第68話 犬猿の仲ではなくて②
「ねえ、彩香」
「ん?」
「織子ちゃんとクリストフ王子って、犬猿の仲?」
「何言っての、弘樹くん! 仲良しなんだよ!」
「そう言えば、楓もそんなこと、言ってたっけ」
「でしょ? ……クリストフ王子、なんだか生き生きとしているじゃない?」
「うん」
アンデッド事件を引き起こしたこともあり、また何より「王子である」という自覚から、クリストフ王子はかなり緊張していたんだと思う。

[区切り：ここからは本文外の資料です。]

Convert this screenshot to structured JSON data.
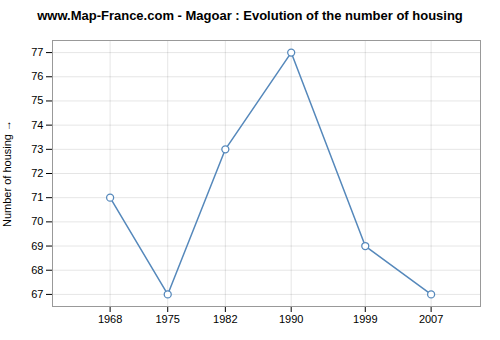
{
  "chart_data": {
    "type": "line",
    "title": "www.Map-France.com - Magoar : Evolution of the number of housing",
    "ylabel": "Number of housing",
    "x": [
      1968,
      1975,
      1982,
      1990,
      1999,
      2007
    ],
    "values": [
      71,
      67,
      73,
      77,
      69,
      67
    ],
    "color": "#5588bb",
    "marker": "circle",
    "xlim": [
      1961,
      2013
    ],
    "ylim": [
      66.5,
      77.5
    ],
    "xticks": [
      1968,
      1975,
      1982,
      1990,
      1999,
      2007
    ],
    "yticks": [
      67,
      68,
      69,
      70,
      71,
      72,
      73,
      74,
      75,
      76,
      77
    ],
    "grid": true
  }
}
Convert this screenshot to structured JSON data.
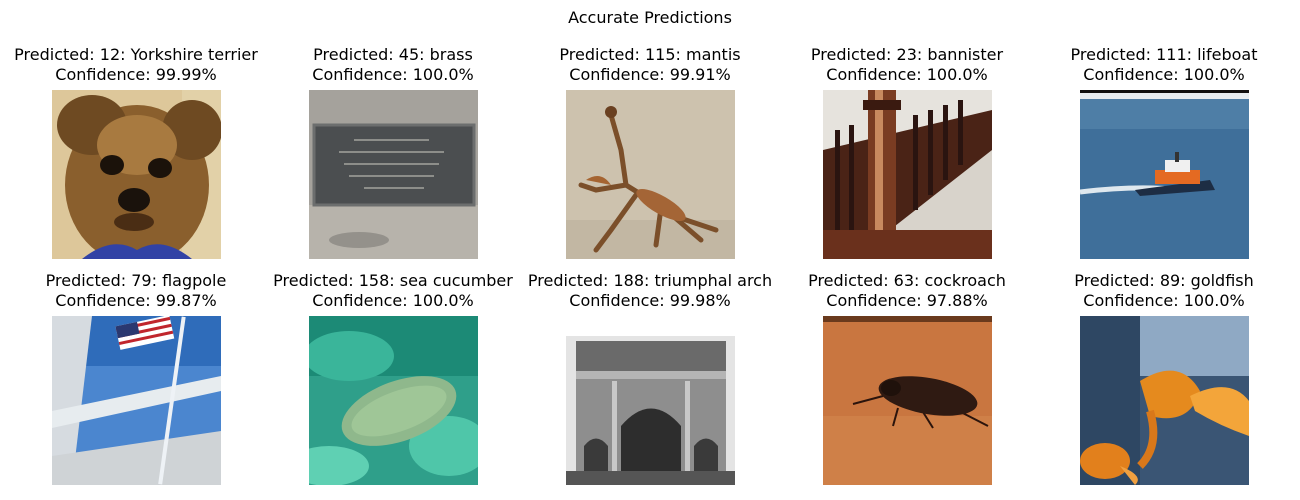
{
  "figure": {
    "title": "Accurate Predictions"
  },
  "predictions": [
    {
      "predicted": "Predicted: 12: Yorkshire terrier",
      "confidence": "Confidence: 99.99%"
    },
    {
      "predicted": "Predicted: 45: brass",
      "confidence": "Confidence: 100.0%"
    },
    {
      "predicted": "Predicted: 115: mantis",
      "confidence": "Confidence: 99.91%"
    },
    {
      "predicted": "Predicted: 23: bannister",
      "confidence": "Confidence: 100.0%"
    },
    {
      "predicted": "Predicted: 111: lifeboat",
      "confidence": "Confidence: 100.0%"
    },
    {
      "predicted": "Predicted: 79: flagpole",
      "confidence": "Confidence: 99.87%"
    },
    {
      "predicted": "Predicted: 158: sea cucumber",
      "confidence": "Confidence: 100.0%"
    },
    {
      "predicted": "Predicted: 188: triumphal arch",
      "confidence": "Confidence: 99.98%"
    },
    {
      "predicted": "Predicted: 63: cockroach",
      "confidence": "Confidence: 97.88%"
    },
    {
      "predicted": "Predicted: 89: goldfish",
      "confidence": "Confidence: 100.0%"
    }
  ]
}
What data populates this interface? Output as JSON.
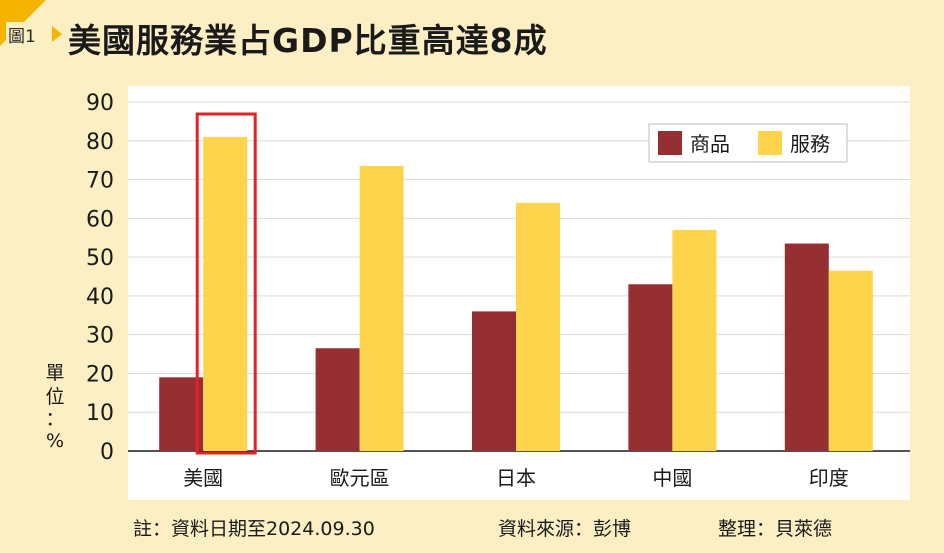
{
  "figure_tag": "圖1",
  "title": "美國服務業占GDP比重高達8成",
  "unit_label": [
    "單",
    "位",
    "：",
    "%"
  ],
  "footer": {
    "note": "註：資料日期至2024.09.30",
    "source": "資料來源：彭博",
    "editor": "整理：貝萊德"
  },
  "colors": {
    "goods": "#952f32",
    "services": "#fdd44c",
    "highlight": "#e32228",
    "plot_bg": "#ffffff",
    "grid": "#d9d9d9"
  },
  "chart_data": {
    "type": "bar",
    "title": "美國服務業占GDP比重高達8成",
    "ylabel": "單位：%",
    "ylim": [
      0,
      90
    ],
    "yticks": [
      "0",
      "10",
      "20",
      "30",
      "40",
      "50",
      "60",
      "70",
      "80",
      "90"
    ],
    "categories": [
      "美國",
      "歐元區",
      "日本",
      "中國",
      "印度"
    ],
    "series": [
      {
        "name": "商品",
        "values": [
          19,
          26.5,
          36,
          43,
          53.5
        ]
      },
      {
        "name": "服務",
        "values": [
          81,
          73.5,
          64,
          57,
          46.5
        ]
      }
    ],
    "highlight_category": "美國",
    "grid": true,
    "legend": "top-right"
  }
}
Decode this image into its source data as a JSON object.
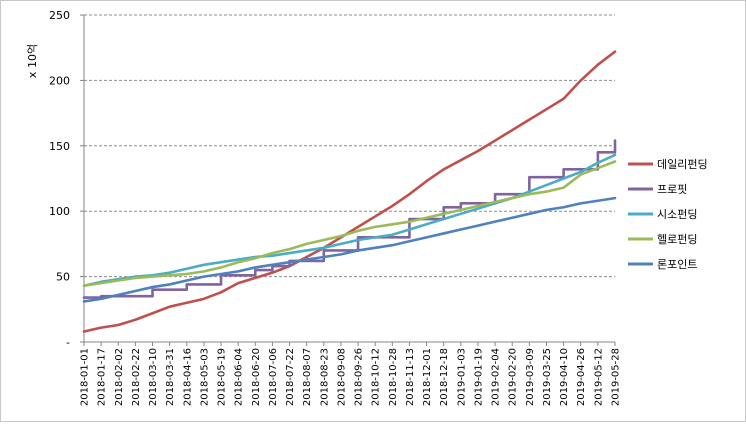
{
  "chart_data": {
    "type": "line",
    "unit_label": "x 10억",
    "ylim": [
      0,
      250
    ],
    "yticks": [
      0,
      50,
      100,
      150,
      200,
      250
    ],
    "ytick_labels": [
      "-",
      "50",
      "100",
      "150",
      "200",
      "250"
    ],
    "grid": "horizontal dashed",
    "legend_position": "right",
    "x": [
      "2018-01-01",
      "2018-01-17",
      "2018-02-02",
      "2018-02-22",
      "2018-03-10",
      "2018-03-31",
      "2018-04-16",
      "2018-05-03",
      "2018-05-19",
      "2018-06-04",
      "2018-06-20",
      "2018-07-06",
      "2018-07-22",
      "2018-08-07",
      "2018-08-23",
      "2018-09-08",
      "2018-09-26",
      "2018-10-12",
      "2018-10-28",
      "2018-11-13",
      "2018-12-01",
      "2018-12-18",
      "2019-01-03",
      "2019-01-19",
      "2019-02-04",
      "2019-02-20",
      "2019-03-09",
      "2019-03-25",
      "2019-04-10",
      "2019-04-26",
      "2019-05-12",
      "2019-05-28"
    ],
    "series": [
      {
        "name": "데일리펀딩",
        "color": "#c0504d",
        "values": [
          8,
          11,
          13,
          17,
          22,
          27,
          30,
          33,
          38,
          45,
          49,
          53,
          58,
          65,
          72,
          80,
          88,
          96,
          104,
          113,
          123,
          132,
          139,
          146,
          154,
          162,
          170,
          178,
          186,
          200,
          212,
          222
        ]
      },
      {
        "name": "프로핏",
        "color": "#8064a2",
        "values": [
          34,
          35,
          35,
          35,
          40,
          40,
          44,
          44,
          51,
          51,
          55,
          58,
          62,
          62,
          70,
          70,
          80,
          80,
          80,
          94,
          94,
          103,
          106,
          106,
          113,
          113,
          126,
          126,
          132,
          132,
          145,
          154
        ]
      },
      {
        "name": "시소펀딩",
        "color": "#4bacc6",
        "values": [
          43,
          46,
          48,
          50,
          51,
          53,
          56,
          59,
          61,
          63,
          65,
          66,
          68,
          70,
          72,
          75,
          78,
          80,
          82,
          86,
          90,
          94,
          98,
          102,
          106,
          110,
          115,
          120,
          125,
          130,
          137,
          143
        ]
      },
      {
        "name": "헬로펀딩",
        "color": "#9bbb59",
        "values": [
          43,
          45,
          47,
          49,
          50,
          51,
          52,
          54,
          57,
          61,
          64,
          68,
          71,
          75,
          78,
          81,
          85,
          88,
          90,
          92,
          95,
          98,
          101,
          104,
          107,
          110,
          113,
          115,
          118,
          128,
          133,
          138
        ]
      },
      {
        "name": "론포인트",
        "color": "#4f81bd",
        "values": [
          31,
          33,
          36,
          39,
          42,
          44,
          47,
          50,
          52,
          54,
          57,
          59,
          61,
          63,
          65,
          67,
          70,
          72,
          74,
          77,
          80,
          83,
          86,
          89,
          92,
          95,
          98,
          101,
          103,
          106,
          108,
          110
        ]
      }
    ]
  }
}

「ところで彩香。あの辞書って、いつの間に作っていたの?」
「ああ、あれはね、最初は楓のために作っていたんだよ。でも、楓、辞書なんて要らなかったみたい。だけど、何かの役に立つかなって思って、作り続けていたんだよ。まだ追記が必要だけどね」
彩香はハンバーガーをほおばりながら、にっこり笑った。
「なんでもいいけど、織子ちゃん、さすが彩香の妹だよね。あっという間になじんでいるし、言葉も聞き取れているみたい」
「うん、あたしといっしょで、映像記憶能力あるし、それに言語理解早いみたいね」
木崎家(彩香の実家)は、天才の集まりか⁉
ステータスの翻訳機能を使っても、僕には難しかったなあ。七歳児に負けている……。あ、それを言うなら既に四歳の楓にも、言語能力では負けているような気がする。僕、ドラゴン語やペガサス語なんて分からないし。
クリストフ王子は九歳だ。村長さんの孫のシリルくんや宿屋のジョアナさんの娘のロラちゃんと同じ年。織子ちゃんは七歳だけど、妙にしっかりしていて、クリストフ王子と対等に話しているのもおもしろかった。フェルディナント様は領主様の息子だけど、ルネちゃんと楓は小さい頃からの友だちだから、気兼ねなく話している。だけど、クリストフ王子はやはり王族だから、フェルディナント様もルネちゃんも、それから学校のみんなも、なんとなく気を遣って話していた。だから、もしかしたら、織子ちゃんみたいに臆せず話すような子が来て、クリストフ王子はほっとしているのかもしれない。
「ねえねえ、織子さ、すぐにアルニタス語、話せるようになりそうね」
彩香が僕をつついて言う。
「え? もう?」
まあ、聞き取りがだいたい出来ているらしいことも驚きなんだけど。
「だって、ときどき単語がアルニタス語になっているのよ」
「へえ……」
「まあ、英語より簡単だしね!」
にっこり笑う彩香に、僕は曖昧に頷いた。
僕は結構、苦労したんだけどな。